Former solicitor faces theft and fraud charges

Written By Unknown on Rabu, 09 Oktober 2013 | 22.40

A jury at Dublin Circuit Criminal Court has heard that former Dublin solicitor Thomas Byrne forged documents to pretend he owned his clients' houses in order to borrow millions of euro from banks.

Prosecuting counsel said in some cases he took out multiple mortgages on clients' properties.

The court was told clients discovered their houses had been mortgaged after the Law Society took control of Mr Byrne's practice.

Many of the clients were elderly women.

Mr Byrne has gone on trial charged with 51 theft, deception, fraud and forgery offences involving six banks and 12 properties in Dublin.

The 47-year-old from Mountjoy Square in Dublin has pleaded not guilty to the charges.

Prosecuting counsel Remy Farrell said the case was essentially a fraud case, one of the largest to come before the court this year. It would involve a lot of documentary evidence.

However, Mr Farrell said it would not be a feat of endurance or memory marathon for the jury.

While there would be detailed documentary evidence, it was not the case that white collar crime such as this could not be dealt with or understood by a jury, he said.

The offences are alleged to have occurred between 2002 and 2007 at the "very zenith of the Celtic Tiger", Mr Farrell said.

He said it was during a time when large amounts of money were being loaned by banks on flimsy paperwork.

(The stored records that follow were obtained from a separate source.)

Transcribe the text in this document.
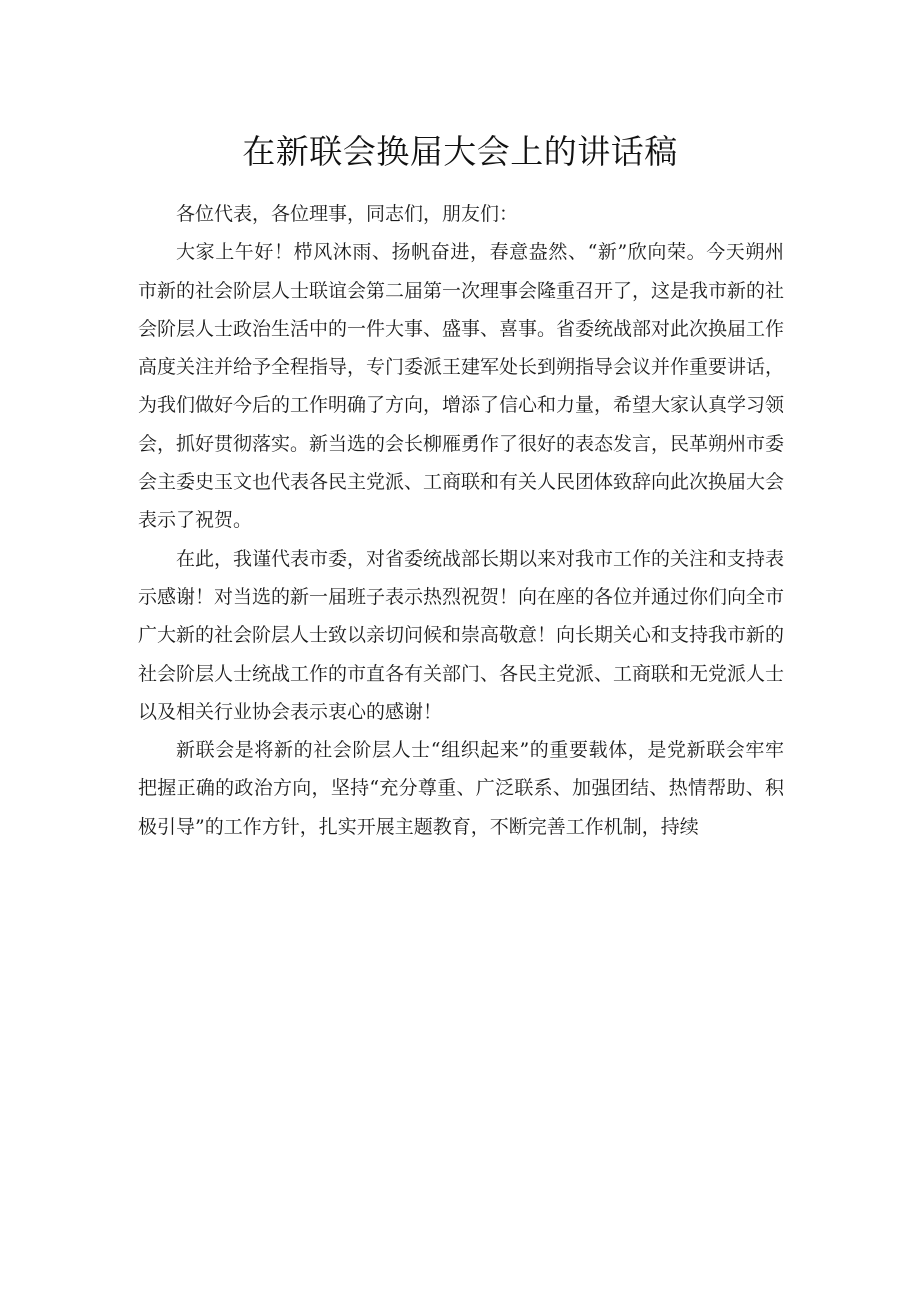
在新联会换届大会上的讲话稿

各位代表，各位理事，同志们，朋友们：

大家上午好！栉风沐雨、扬帆奋进，春意盎然、“新”欣向荣。今天朔州市新的社会阶层人士联谊会第二届第一次理事会隆重召开了，这是我市新的社会阶层人士政治生活中的一件大事、盛事、喜事。省委统战部对此次换届工作高度关注并给予全程指导，专门委派王建军处长到朔指导会议并作重要讲话，为我们做好今后的工作明确了方向，增添了信心和力量，希望大家认真学习领会，抓好贯彻落实。新当选的会长柳雁勇作了很好的表态发言，民革朔州市委会主委史玉文也代表各民主党派、工商联和有关人民团体致辞向此次换届大会表示了祝贺。

在此，我谨代表市委，对省委统战部长期以来对我市工作的关注和支持表示感谢！对当选的新一届班子表示热烈祝贺！向在座的各位并通过你们向全市广大新的社会阶层人士致以亲切问候和崇高敬意！向长期关心和支持我市新的社会阶层人士统战工作的市直各有关部门、各民主党派、工商联和无党派人士以及相关行业协会表示衷心的感谢！

新联会是将新的社会阶层人士“组织起来”的重要载体，是党新联会牢牢把握正确的政治方向，坚持“充分尊重、广泛联系、加强团结、热情帮助、积极引导”的工作方针，扎实开展主题教育，不断完善工作机制，持续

They were very different times to recent years and the jury members would find themselves considering the phrase "the past is a foreign country" throughout the trial.

He told the jury it could expect to hear a lot of evidence about the law on buying and selling houses, stamp duty and deeds of transfer.

Mr Farrell said not only had Mr Byrne forged deeds of transfer, but he spent significant amounts of his own money having them officially stamped so he could use them to borrow money from the banks.

Many of the witnesses in the case were former friends and clients of Mr Byrne, he said. He had grown up in the area of Walkinstown where he later set up his legal practice.

Mr Farrell said on one occasion Mr Byrne told a client he had a buyer for her house, but the prosecution said the "mystery buyer" never existed because Mr Byrne "was spinning a yarn to buy time" after he had forged documents to say the client had sold the house to him.

He said a lot of circumstantial evidence would be produced. This was not a lesser form of evidence, it was one of the strongest, he said.

Mr Farrell said even if the jury could not have direct evidence that Mr Byrne forged documents, they could be sure he was in on it and therefore responsible in law.

The trial is expected to last up to eight weeks.